The phone rang. It was the seldom-used land line, a number called only by telemarketers and the woman who was now in the kitchen. “I am fine, Dr Rieux,” a voice announced.

“Mr Santos?” Rieux asked.

“Do not worry about me,” Mr Santos said. His breathing was heavy. “My wife worries too much.”

“Are you not feeling well?”

The sound of coughing filled Rieux’s ear. “Mrs Rieux looked very good today,” Mr Santos said once he’d cleared his throat. “Is she going on a vacation?”

“She’s in Mexico until the New Year.”

“An extended holiday. How nice! It’s too bad doctors have such busy schedules.”

“Indeed.”

“As you can tell, I’m feeling better as I speak. I won’t take too much of your time. Enjoy your evening.”

As Rieux puzzled over this phone call, Mrs Rieux prepared macaroni in broth with shredded ham and peas—a Chinese diner specialty. Her preference would have been to make a proper Cantonese meal, but first she would have to shop. She asked her son for bus directions to the nearest Chinese grocer. He worried that she’d have too much to carry and said they could go together.

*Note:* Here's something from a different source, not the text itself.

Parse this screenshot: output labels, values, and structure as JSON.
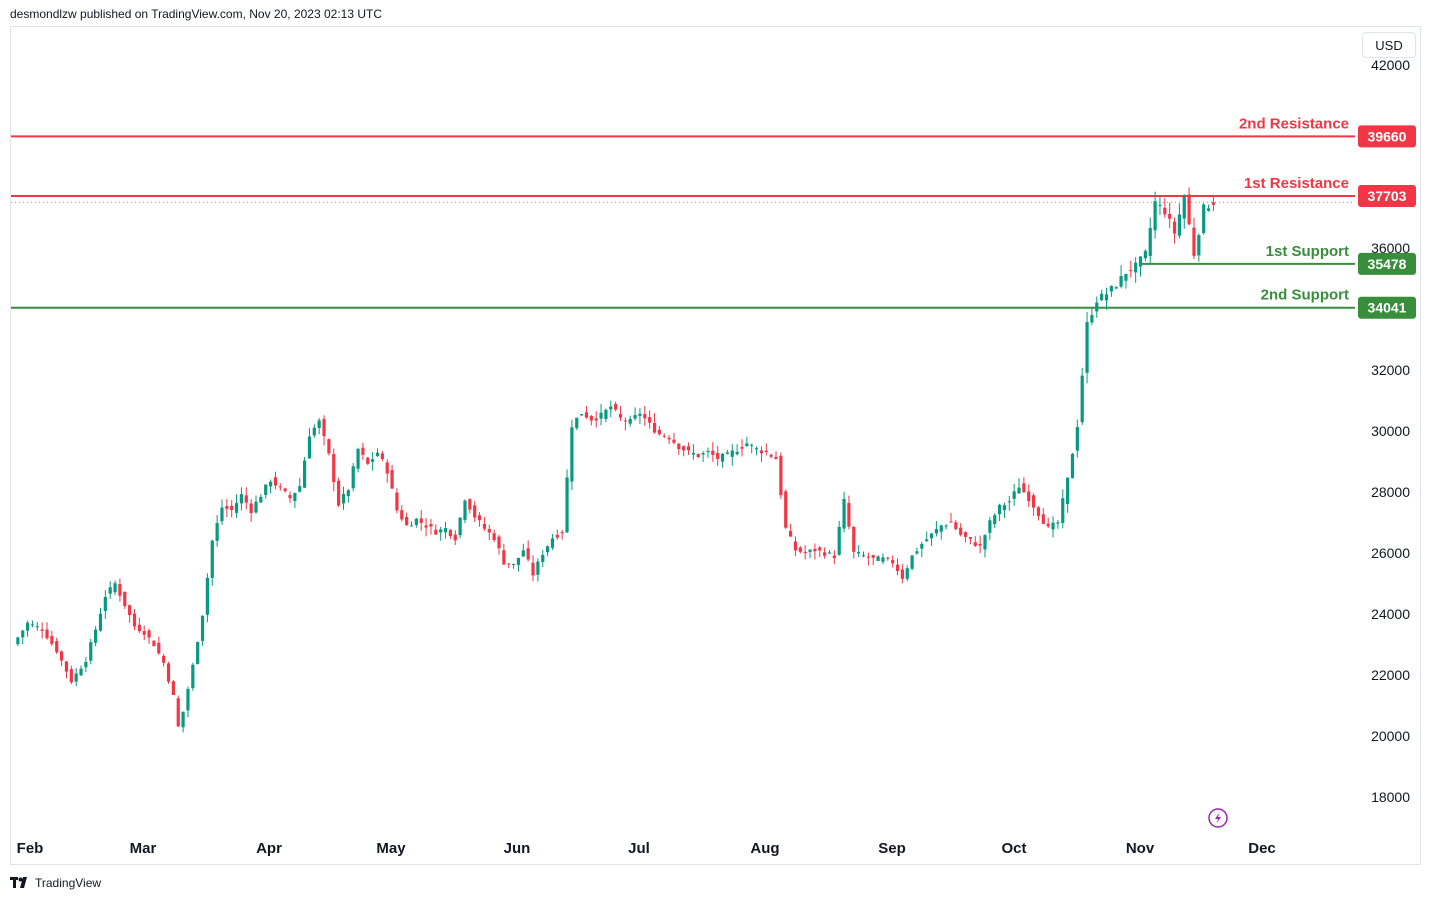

She threw a hand against her forehead. “I forgot that I packed sausage in my luggage,” she told him in Cantonese.

“We have that here,” he answered in English. “You’ll see when we get to the store. We can pick up some items—clothes, toiletries—tomorrow morning. It won’t be long before your luggage is retrieved.”

“You’re already too busy. I’m here to help you.”

“It’s no trouble,” he lied.

This was the extent of their conversation. As it had been in his youth, the meal was so devoid of chatter that every slurp and clink of spoons against bowls seemed to form its own language. At least in his youth his mother could ask him and his sister about schoolwork. This was the first time she’d seen him in a year and she would be here at least until January. Unless he insisted, she would not go sightseeing—she had lived here for twenty-five years, anyhow—or visit with her remaining friends. She would watch her Chinese TV shows through an elaborate black box whose installation Rieux had arranged last week. They would eat together, silently, and this would be the extent of their time together.